Thursday, July 30, 2015

LCS Update - come on ... you know you want one ...

Remember, LCS-1 was commissioned in 2008 and it still cannot do anything but presence missions - more expensively and less effectively than a Coast Guard Cutter.

How are all those great mission modules going?

Via our buddy Megan;
The Littoral Combat Ship’s mine countermeasures (MCM) mission package will not reach initial operational capability (IOC) by the end of September as planned, after reliability issues forced the program to stretch out the test period and delay Pentagon-level initial operational test and evaluation (IOT&E).

USS Independence (LCS-2) has been off the coast of Florida conducting a technical evaluation since April, and that test event was supposed to have wrapped up by early June to allow for IOT&E this month and a final IOC declaration by the end of the fiscal year, Sept. 30.

But LCS Mission Modules Program Manager Capt. Casey Moton said Thursday at a Mine Warfare Association lunch that across-the-board reliability problems in the two start-to-finish mine clearance runs in the technical evaluation led the program to extend the evaluation for several months rather than move prematurely to IOT&E.
With enough money and time, we'll get it fixed. Well, we better.

And ASW?
The Littoral Combat Ship’s anti-submarine warfare mission package needs to shed some weight before it can deploy on a ship, and the Navy awarded three contracts to help find weight-reduction ideas.

The mission package includes two mature and fielded sonar systems, plus the hardware needed to integrate the systems with the ship. LCS Mission Module Program Manager Capt. Casey Moton said Thursday at a Mine Warfare Association lunch that each of his three mission modules is given 105 metric tons of weight on the LCS, but the ASW as it stands today surpasses that limit.

The mission package includes a Variable-Depth Sonar – the Navy chose the Thales UK Sonar 2087, the same VDS used on the Royal Navy’s Type 23 frigate – as well as the Multi-Function Towed Array used on the Arleigh Burke-class destroyers (DDG-51) and eventually the Zumwalt-class destroyers (DDG-1000). The Navy cannot overhaul either mature system, so it has hired Advanced Acoustic Concepts, L-3 Communications and Raytheon to find more creative ways to reduce weight.
Sigh. All the wasted time, money, and credibility.

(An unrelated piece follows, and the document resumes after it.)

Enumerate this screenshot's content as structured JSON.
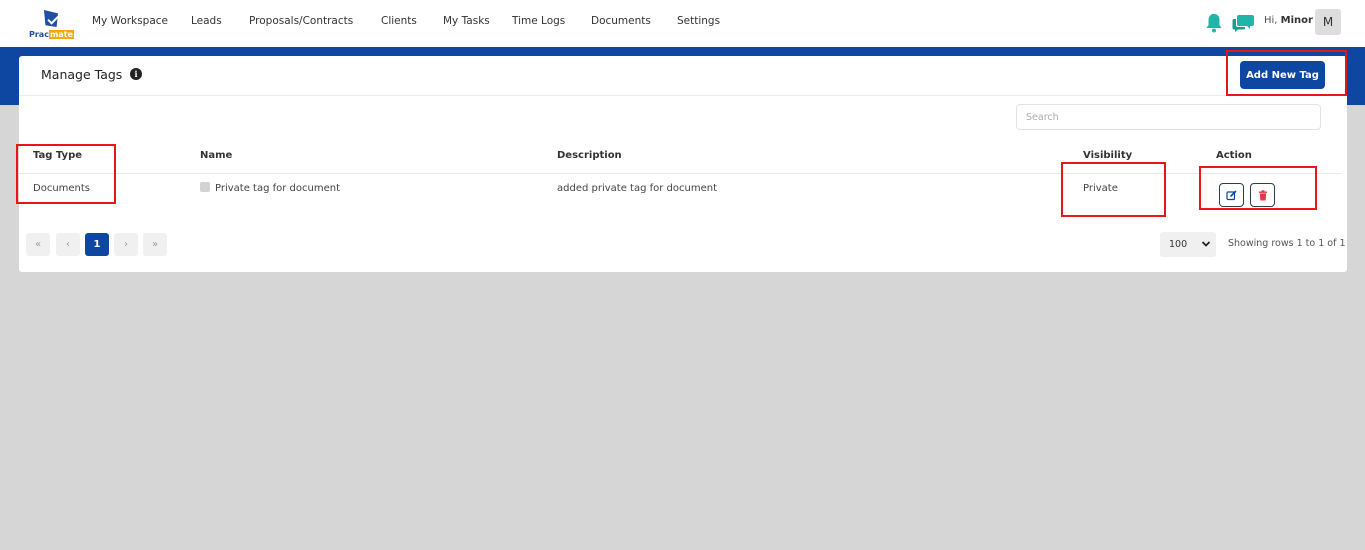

When it is all said and done - this sub-optimal solution to a real world requirement will be ~20% of our fleet.

That is the largest crime, right after our decision to throw good money after bad and not looking back. 

Solution? We're past that. We can only hope we get DDG(X) right - and we will only do that if we are honest about the mistakes we made with LCS, DDG-1000, and LPD-17. We're stuck with the Little Crappy Ship and it's upgraded spawn Frick-n-Frack for the small warship for a few decades.